Lots of hypotheticals to consider, and we haven’t even looked at the possibility of an Allied mutiny or what the Japanese might be doing while this is going on. Ugly stuff, as you said, but fascinating. Now who wants to discuss War Plan Red and the gassing of Canada?

It’s literally unconceivable that the American and British public would have tolerated the nuclear bombing of a country that was their wartime ally a few weeks prior, much less a devastating war of attrition that would have made the invasion of Europe look like a sideshow.

(I’m pretty sure I linked this doc in P&R a year or 2 ago, btw.)

I don’t think so. I mean, this was the beginning of the Red Scare, in its very infantile stages. With enough propaganda, I"m sure the American Government could’ve had us believing anything during this time.

Literally weeks after the close of WW2? With no incident other than “Stalin didn’t allow free elections in Poland, NUKE MOSCOW?”

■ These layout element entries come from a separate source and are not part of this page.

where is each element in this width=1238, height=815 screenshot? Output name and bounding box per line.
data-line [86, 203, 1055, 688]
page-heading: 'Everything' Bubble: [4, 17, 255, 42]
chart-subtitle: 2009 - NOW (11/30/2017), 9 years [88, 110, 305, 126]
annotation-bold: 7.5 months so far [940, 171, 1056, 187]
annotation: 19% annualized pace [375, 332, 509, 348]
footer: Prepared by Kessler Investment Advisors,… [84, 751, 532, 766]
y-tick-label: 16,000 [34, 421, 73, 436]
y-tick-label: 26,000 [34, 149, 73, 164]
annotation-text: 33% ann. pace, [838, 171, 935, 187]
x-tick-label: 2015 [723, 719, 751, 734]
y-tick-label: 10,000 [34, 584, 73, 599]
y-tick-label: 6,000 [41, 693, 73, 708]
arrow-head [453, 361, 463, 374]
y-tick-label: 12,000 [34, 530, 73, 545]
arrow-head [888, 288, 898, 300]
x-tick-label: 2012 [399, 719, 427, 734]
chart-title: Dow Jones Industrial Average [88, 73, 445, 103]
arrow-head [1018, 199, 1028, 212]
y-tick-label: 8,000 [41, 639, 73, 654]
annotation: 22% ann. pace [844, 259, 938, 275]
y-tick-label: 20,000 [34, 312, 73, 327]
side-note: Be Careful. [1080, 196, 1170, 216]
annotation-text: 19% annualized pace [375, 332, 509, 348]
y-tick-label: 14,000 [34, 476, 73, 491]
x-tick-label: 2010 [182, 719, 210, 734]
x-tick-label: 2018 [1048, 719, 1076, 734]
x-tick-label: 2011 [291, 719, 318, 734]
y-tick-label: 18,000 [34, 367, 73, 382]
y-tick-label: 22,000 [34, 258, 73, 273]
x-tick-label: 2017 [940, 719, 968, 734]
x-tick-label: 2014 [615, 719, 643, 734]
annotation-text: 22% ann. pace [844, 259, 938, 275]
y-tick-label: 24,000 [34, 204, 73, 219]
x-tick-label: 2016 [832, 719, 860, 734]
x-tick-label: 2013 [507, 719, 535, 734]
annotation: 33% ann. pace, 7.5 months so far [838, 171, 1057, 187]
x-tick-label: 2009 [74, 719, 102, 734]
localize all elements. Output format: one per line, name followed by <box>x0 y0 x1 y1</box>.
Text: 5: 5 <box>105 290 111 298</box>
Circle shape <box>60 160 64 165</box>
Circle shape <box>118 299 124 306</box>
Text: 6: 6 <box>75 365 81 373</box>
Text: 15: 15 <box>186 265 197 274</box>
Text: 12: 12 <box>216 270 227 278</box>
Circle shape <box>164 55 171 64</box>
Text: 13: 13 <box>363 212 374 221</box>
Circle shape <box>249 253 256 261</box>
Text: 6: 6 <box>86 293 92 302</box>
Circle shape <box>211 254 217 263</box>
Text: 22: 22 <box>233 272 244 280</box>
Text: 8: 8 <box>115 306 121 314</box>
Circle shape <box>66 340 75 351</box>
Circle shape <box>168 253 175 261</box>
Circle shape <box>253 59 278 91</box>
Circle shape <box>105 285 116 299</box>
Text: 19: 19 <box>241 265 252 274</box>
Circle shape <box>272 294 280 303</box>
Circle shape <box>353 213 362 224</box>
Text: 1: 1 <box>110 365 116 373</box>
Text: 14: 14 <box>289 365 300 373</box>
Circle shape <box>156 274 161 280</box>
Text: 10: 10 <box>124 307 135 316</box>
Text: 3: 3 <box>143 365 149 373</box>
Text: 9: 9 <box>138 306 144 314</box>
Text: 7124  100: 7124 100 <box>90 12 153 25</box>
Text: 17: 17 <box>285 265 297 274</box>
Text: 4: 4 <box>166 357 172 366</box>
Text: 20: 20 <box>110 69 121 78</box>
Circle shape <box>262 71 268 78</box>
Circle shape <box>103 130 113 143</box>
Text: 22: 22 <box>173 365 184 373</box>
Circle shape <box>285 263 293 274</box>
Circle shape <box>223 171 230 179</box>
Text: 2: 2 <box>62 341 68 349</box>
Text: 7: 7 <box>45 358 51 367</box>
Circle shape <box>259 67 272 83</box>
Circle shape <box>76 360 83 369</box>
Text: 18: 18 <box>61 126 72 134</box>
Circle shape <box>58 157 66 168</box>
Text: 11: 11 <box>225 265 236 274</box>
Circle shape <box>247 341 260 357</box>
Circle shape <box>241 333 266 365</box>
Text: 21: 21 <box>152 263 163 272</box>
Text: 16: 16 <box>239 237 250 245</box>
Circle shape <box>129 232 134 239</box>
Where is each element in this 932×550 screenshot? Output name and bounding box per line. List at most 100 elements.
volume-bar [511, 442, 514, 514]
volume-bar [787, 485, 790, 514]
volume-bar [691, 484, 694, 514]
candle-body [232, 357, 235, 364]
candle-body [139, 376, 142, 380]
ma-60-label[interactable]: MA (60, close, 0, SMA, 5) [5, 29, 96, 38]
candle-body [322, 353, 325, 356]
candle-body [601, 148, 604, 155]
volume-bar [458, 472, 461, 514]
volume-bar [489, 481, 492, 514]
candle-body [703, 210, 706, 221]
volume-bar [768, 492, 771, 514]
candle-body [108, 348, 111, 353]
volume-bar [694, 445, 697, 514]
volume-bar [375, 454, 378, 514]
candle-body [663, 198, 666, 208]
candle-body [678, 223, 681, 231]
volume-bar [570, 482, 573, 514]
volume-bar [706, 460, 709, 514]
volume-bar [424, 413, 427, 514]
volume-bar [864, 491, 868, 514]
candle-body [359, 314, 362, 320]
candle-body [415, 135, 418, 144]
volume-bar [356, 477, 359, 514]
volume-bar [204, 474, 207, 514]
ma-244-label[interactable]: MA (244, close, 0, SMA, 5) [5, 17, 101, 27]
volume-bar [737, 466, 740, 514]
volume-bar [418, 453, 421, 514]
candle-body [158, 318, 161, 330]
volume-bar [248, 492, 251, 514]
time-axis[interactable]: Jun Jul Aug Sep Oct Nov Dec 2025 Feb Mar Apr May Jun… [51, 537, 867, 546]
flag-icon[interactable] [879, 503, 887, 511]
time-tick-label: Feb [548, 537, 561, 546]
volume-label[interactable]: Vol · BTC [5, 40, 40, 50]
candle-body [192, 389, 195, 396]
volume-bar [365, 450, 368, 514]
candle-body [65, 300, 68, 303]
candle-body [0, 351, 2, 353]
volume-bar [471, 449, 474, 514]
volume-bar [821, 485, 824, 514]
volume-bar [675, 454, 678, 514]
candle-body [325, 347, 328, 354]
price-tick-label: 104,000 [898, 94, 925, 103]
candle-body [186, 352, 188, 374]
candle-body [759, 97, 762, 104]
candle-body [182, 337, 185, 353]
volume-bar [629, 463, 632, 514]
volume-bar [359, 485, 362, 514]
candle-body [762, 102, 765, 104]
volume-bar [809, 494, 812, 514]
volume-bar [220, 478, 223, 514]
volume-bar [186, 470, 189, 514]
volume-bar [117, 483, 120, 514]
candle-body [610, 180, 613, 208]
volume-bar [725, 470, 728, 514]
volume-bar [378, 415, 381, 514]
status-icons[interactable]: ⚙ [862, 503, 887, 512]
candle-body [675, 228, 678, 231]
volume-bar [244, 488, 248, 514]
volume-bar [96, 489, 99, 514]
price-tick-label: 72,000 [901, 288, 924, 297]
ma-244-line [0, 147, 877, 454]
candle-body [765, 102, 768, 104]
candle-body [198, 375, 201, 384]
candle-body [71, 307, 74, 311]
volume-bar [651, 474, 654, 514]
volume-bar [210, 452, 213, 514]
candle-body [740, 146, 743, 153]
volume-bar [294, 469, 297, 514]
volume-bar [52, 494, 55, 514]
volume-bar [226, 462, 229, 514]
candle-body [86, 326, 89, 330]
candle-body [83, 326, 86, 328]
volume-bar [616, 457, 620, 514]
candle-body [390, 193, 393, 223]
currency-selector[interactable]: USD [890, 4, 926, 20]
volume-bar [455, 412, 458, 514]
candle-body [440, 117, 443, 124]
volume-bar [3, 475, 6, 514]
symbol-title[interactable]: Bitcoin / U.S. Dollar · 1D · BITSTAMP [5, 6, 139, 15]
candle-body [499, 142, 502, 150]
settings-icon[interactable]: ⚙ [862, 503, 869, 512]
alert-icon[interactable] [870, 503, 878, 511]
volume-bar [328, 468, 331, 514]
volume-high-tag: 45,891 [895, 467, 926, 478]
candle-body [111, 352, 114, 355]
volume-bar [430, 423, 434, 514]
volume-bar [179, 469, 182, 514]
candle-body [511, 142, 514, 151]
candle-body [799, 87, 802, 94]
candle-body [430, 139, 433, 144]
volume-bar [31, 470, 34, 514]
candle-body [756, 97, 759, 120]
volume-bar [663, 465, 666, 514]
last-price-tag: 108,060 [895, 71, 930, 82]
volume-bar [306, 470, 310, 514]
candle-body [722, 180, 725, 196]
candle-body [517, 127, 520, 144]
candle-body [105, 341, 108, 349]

There was significant resistance and back and forth pro and con, publicly and privately, over the possibility of escalating the Korean war to an invasion of China using nuclear weapons in 1950. The decision was eventually taken not to. This was:

  • while the US still had - though not a nuclear monopoly, still clear dominance, as the Soviets had only developed a nuclear device the year prior and had doubtful means at best of delivering them,
  • after years of McCarthyite “Red Scare” politics and the collapse of Nationalist China,
  • during a shooting war where US troops were not only under attack, they were being defeated in detail by superior ground forces (the Chinese intervention),
  • the military leadership (led by General MacArthur, a war hero who was more popular than the President) was agitating for the expansion of the war.

The fact that the US did not use nuclear weapons in the Korean War Cold War state of 1950 makes it highly doubtful that they ever would have in the still-unclear atmosphere of mid-1945.

You act as though dropping the bomb involves the masses. No, it involves a green flag from the president.

Making a missile fire, or however we had them propelled back then (Past B-52’s, right?) didn’t involve the masses of American voters going to the local pollhouse and casting their vote.

I wish Ben wasn’t gently touched. He’d be here telling you that the Red Army would have been a pushover to take on in '46. Wish I could find the thread…

And how much plutonium was there to make these magical bombs with? Correct me if I’m wrong, but wasn’t the production of plutonium very slow at that point? I though the three bombs created used up pretty much all the plutonium produced at that time.

Is it possible to make a magic bomb that will destroy all P&R posts in EE?

Again, their ally-- the reason they went to war – was being conquered by Russia. If it was reason enough to go to war in the first place, why is that insufficient casus belli whatsoever? It was completely immoral to abandon their ally to occupation and death.

You could argue that you had to abandon that goal, because the costs were higher than you were willing to pay after years of war, but that’s not a moral, principled position, and it sure as fuck isn’t because you had no Cassius Clay belli (which may be the most offensive thing you’ve ever said on this board, and that’s saying a lot). It’s because you don’t consider continuing war to be worth living up to your previous promise, and you don’t care about the citizens in allied states enough to be willing to risk more lives of your own citizens.